Vice : Comment est-ce que tu expliquerais ce qu’est la Camorra à quelqu’un qui n’en aurait jamais entendu parler ?
Roberto Saviano : La Camorra est une organisation criminelle, entrepreneuriale et économique qui est basée en Campanie, la région entourant Naples. Je veux insister sur le côté entrepreneurial, parce qu’on voit souvent le crime organisé en Italie comme quelque chose de romantique, avec des histoires de bandits en fuite et de code d’honneur. En réalité, on a affaire à des cartels criminels qui font du business dans tous les secteurs économiques, surtout les secteurs légaux : le textile, le transport, le tourisme, le bâtiment et la gestion des déchets. La coke, l’héro et le racket, c’est secondaire. Et même si la Camorra est la mafia italienne la plus importante au vu de ses ramifications et de son nombre de victimes, c’est la moins étudiée. Avec la ‘Ndrangheta, en Calabre, une autre mafia qu’on ne connaît pas bien, la Camorra est probablement l’organisation criminelle la plus dangereuse d’Europe.
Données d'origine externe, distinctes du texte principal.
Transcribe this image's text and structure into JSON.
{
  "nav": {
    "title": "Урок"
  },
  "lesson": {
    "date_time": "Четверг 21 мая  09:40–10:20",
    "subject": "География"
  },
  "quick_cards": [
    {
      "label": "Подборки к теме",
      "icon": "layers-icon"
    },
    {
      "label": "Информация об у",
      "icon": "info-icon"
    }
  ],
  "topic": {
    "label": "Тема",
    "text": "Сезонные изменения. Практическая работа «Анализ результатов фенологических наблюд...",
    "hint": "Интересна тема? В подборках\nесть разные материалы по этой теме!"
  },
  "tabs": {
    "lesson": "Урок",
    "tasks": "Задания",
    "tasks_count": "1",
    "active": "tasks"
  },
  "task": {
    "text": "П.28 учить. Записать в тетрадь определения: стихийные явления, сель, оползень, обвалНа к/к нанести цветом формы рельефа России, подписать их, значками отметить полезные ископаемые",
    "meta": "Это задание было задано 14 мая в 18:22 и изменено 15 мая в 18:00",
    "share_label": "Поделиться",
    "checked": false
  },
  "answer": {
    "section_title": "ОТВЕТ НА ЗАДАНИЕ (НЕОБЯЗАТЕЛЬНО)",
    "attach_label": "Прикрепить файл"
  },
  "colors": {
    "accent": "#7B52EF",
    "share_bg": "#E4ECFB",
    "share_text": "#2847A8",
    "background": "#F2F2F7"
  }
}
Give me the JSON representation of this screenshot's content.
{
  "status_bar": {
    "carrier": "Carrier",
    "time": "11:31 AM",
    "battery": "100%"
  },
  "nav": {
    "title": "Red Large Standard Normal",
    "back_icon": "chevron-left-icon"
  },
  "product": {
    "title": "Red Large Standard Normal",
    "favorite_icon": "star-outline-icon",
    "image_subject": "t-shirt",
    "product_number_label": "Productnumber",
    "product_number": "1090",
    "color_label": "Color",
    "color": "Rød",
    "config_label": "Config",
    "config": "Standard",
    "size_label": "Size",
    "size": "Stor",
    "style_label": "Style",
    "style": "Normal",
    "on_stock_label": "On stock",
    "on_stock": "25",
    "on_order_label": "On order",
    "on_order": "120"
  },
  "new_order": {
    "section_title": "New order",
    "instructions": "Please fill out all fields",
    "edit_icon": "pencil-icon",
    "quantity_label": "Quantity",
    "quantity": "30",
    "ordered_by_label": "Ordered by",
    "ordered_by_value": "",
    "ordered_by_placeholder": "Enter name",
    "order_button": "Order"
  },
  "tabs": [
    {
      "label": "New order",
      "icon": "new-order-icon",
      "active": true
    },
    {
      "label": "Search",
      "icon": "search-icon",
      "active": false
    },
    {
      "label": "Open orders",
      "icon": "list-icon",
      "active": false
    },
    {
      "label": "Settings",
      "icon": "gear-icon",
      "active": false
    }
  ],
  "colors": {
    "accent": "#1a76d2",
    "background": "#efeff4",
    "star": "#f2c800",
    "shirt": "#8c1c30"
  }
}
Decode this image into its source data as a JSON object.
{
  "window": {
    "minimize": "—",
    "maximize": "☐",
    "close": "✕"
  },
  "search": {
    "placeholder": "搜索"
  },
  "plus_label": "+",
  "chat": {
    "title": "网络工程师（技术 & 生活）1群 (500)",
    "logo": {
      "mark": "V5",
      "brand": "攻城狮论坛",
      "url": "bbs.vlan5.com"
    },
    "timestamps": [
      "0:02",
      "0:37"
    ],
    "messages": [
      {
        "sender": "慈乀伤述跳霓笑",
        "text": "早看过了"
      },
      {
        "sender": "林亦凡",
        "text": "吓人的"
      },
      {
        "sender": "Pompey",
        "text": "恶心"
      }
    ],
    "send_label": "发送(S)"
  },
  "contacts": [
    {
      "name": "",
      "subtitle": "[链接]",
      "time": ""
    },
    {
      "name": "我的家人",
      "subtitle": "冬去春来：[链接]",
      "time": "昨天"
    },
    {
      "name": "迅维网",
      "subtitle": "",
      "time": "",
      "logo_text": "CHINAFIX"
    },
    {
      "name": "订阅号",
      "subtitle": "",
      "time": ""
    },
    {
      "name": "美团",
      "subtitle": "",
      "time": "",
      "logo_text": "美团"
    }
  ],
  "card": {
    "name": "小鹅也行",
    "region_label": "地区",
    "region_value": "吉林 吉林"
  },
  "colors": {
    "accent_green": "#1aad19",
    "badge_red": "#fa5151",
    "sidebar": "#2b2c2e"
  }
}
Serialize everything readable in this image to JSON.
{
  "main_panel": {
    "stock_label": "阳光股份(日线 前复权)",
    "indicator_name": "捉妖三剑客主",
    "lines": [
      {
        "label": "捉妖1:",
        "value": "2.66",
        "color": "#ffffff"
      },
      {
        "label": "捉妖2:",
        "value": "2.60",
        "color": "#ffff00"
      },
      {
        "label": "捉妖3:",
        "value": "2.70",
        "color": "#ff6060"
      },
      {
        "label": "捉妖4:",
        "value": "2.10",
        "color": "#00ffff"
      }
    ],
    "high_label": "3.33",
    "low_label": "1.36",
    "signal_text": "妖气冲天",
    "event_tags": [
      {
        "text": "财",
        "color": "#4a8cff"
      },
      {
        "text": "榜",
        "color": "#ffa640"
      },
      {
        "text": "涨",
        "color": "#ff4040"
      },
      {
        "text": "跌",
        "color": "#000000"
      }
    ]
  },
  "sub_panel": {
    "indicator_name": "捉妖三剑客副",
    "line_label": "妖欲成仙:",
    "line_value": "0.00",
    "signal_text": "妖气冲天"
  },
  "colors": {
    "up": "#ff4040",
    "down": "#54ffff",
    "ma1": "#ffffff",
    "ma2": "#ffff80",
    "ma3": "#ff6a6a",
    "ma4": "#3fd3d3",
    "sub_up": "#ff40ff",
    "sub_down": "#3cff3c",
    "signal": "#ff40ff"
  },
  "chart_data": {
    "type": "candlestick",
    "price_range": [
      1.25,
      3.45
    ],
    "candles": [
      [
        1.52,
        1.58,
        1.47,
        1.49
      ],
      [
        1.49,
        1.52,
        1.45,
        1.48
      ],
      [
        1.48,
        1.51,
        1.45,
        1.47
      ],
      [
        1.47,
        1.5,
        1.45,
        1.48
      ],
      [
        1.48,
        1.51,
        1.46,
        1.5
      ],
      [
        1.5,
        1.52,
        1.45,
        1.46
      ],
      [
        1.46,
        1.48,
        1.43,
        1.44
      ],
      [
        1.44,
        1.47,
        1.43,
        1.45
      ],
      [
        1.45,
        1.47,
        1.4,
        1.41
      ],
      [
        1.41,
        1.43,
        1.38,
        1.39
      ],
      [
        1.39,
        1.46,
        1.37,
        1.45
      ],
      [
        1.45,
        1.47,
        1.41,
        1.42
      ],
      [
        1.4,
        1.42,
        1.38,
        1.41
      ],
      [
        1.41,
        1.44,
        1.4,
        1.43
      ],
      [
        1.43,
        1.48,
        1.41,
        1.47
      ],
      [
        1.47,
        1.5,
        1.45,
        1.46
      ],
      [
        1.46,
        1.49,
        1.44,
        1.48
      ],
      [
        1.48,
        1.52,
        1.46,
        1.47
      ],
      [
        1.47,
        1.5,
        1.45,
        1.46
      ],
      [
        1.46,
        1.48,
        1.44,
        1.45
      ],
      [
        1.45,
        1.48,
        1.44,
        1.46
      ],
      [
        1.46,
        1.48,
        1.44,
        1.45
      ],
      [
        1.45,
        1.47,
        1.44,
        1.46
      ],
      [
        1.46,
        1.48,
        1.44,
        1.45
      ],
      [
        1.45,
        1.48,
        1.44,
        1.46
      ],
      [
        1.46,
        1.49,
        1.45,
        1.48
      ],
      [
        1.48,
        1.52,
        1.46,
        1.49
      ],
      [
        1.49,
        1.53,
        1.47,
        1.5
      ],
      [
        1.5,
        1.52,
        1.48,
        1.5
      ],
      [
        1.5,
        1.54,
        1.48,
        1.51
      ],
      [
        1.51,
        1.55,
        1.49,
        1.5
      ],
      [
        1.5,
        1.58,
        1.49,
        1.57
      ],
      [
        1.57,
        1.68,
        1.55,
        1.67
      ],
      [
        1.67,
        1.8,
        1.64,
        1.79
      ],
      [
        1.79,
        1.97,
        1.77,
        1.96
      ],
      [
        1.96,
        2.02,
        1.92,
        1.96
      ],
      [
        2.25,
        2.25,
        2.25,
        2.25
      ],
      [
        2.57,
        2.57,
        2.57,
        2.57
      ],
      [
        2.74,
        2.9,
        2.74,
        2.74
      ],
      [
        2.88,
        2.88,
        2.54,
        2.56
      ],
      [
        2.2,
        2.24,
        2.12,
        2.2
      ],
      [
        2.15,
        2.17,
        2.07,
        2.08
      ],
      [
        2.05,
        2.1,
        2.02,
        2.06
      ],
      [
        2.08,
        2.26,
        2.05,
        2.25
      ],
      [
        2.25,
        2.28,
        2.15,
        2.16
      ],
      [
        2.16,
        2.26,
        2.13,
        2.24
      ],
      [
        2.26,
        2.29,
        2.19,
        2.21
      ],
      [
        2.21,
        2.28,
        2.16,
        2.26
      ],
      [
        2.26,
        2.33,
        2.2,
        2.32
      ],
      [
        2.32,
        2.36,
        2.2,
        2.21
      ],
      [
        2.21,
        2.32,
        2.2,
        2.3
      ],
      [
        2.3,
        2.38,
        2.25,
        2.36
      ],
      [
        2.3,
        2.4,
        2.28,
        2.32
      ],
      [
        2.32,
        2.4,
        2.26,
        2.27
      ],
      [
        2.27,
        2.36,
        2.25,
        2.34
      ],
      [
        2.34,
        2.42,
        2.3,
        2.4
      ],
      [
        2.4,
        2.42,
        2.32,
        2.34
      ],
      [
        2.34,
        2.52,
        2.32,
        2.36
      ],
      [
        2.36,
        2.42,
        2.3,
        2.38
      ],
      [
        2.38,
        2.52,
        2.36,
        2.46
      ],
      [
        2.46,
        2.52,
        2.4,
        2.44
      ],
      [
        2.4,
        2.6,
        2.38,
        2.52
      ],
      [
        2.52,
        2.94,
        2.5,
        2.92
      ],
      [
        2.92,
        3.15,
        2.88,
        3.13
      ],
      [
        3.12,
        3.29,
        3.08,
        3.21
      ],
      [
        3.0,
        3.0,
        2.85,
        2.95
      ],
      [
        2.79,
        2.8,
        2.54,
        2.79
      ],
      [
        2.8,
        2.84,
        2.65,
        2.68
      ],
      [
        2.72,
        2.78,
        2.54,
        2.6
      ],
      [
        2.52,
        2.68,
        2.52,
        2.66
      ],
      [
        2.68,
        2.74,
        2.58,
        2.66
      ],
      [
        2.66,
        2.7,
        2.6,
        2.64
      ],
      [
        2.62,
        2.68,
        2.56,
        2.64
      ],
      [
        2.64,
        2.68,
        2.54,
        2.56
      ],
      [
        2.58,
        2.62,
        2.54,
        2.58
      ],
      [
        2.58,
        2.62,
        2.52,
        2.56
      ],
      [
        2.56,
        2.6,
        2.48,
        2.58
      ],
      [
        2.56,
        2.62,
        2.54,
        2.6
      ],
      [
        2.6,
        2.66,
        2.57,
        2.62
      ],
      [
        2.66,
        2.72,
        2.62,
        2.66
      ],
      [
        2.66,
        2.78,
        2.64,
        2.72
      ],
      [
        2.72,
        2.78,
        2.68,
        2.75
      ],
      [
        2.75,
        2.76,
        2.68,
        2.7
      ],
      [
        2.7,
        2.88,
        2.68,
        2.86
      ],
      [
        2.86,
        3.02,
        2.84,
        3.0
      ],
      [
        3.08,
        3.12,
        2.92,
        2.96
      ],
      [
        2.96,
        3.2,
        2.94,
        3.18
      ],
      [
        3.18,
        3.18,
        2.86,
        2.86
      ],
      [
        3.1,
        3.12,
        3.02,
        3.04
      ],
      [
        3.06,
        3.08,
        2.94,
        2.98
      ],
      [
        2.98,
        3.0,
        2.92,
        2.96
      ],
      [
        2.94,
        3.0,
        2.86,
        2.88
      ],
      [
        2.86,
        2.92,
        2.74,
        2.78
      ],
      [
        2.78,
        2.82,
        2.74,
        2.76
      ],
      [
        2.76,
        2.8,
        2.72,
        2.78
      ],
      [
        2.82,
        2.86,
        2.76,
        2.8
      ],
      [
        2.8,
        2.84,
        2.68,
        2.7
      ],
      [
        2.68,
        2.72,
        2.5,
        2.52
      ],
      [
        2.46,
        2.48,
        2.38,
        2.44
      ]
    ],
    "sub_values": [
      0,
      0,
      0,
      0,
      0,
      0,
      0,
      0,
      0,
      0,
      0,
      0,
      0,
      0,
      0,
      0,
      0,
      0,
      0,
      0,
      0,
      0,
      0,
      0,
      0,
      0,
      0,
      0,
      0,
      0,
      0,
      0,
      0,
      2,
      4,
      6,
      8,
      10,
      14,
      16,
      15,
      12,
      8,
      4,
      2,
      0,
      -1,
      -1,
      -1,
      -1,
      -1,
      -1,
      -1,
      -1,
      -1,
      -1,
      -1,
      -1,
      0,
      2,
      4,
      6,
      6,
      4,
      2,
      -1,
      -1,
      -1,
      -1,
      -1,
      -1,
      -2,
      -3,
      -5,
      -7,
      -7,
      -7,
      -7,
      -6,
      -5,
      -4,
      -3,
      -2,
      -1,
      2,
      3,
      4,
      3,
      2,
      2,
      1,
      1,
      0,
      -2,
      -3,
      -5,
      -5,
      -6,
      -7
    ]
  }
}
Tu dis qu’elle est très puissante. À quel point ?
Les trois mafias italiennes – la Camorra, la ‘Ndrangheta et la Cosa Nostra sicilienne – génèrent environ 230 milliards de dollars net par an. Ça, c’est juste le business direct. Si l’on ajoute le reste, on arrive environ à 800 milliards. En 2007, Fiat, le plus grand groupe industriel italien, a réalisé un chiffre d’affaires de 85 milliards de dollars. En gros, la mafia est la première industrie italienne et l’une des plus importantes d’Europe. Sur les 30 dernières années, le nombre de morts directement liés à la mafia dans les seules régions de Sicile, de Campanie et de Calabre approche les 10 000. C’est plus que le total des victimes à Gaza lors de la dernière Intifada. C’est une vraie guerre.
Dans ton livre, tu décris très bien la dimension internationale de la Camorra. Mais on voit souvent la mafia comme un phénomène typiquement italien. Qu’est-ce que tu en penses ?
C’est le stéréotype qui agace le plus les Italiens émigrés, cette idée selon laquelle on est tous forcément connectés à la mafia. C’est complètement stupide, bien sûr. Mais c’est vrai que la dimension criminelle de ces organisations est née dans le sud de l’Italie. C’est là qu’elles ont commencé à réunir le capital, installé leur planque et organisé leur hiérarchie. Mais ce n’est pas là qu’elles gagnent de l’argent. Ce serait impossible. Comment faire autant d’argent dans une région pauvre, avec un taux de chômage de l’ordre de 40 % ? Le sud, pour ces organisations, est une mine d’or. Elles y construisent leur empire en détournant les fonds européens, qu’elles utilisent comme une base pour amasser d’énormes quantités de drogue. La majeure partie de la coke qui vient d’Amérique latine ou d’Afrique transite par le sud de l’Italie. C’est de là qu’elle est acheminée vers Milan, Rome, Paris, Londres, Marseille et Bonn. C’est une des plus grandes forces des mafias : elles se servent du sud de l’Italie comme d’un tremplin.
Est-ce qu’elles ont de l’influence en Amérique ?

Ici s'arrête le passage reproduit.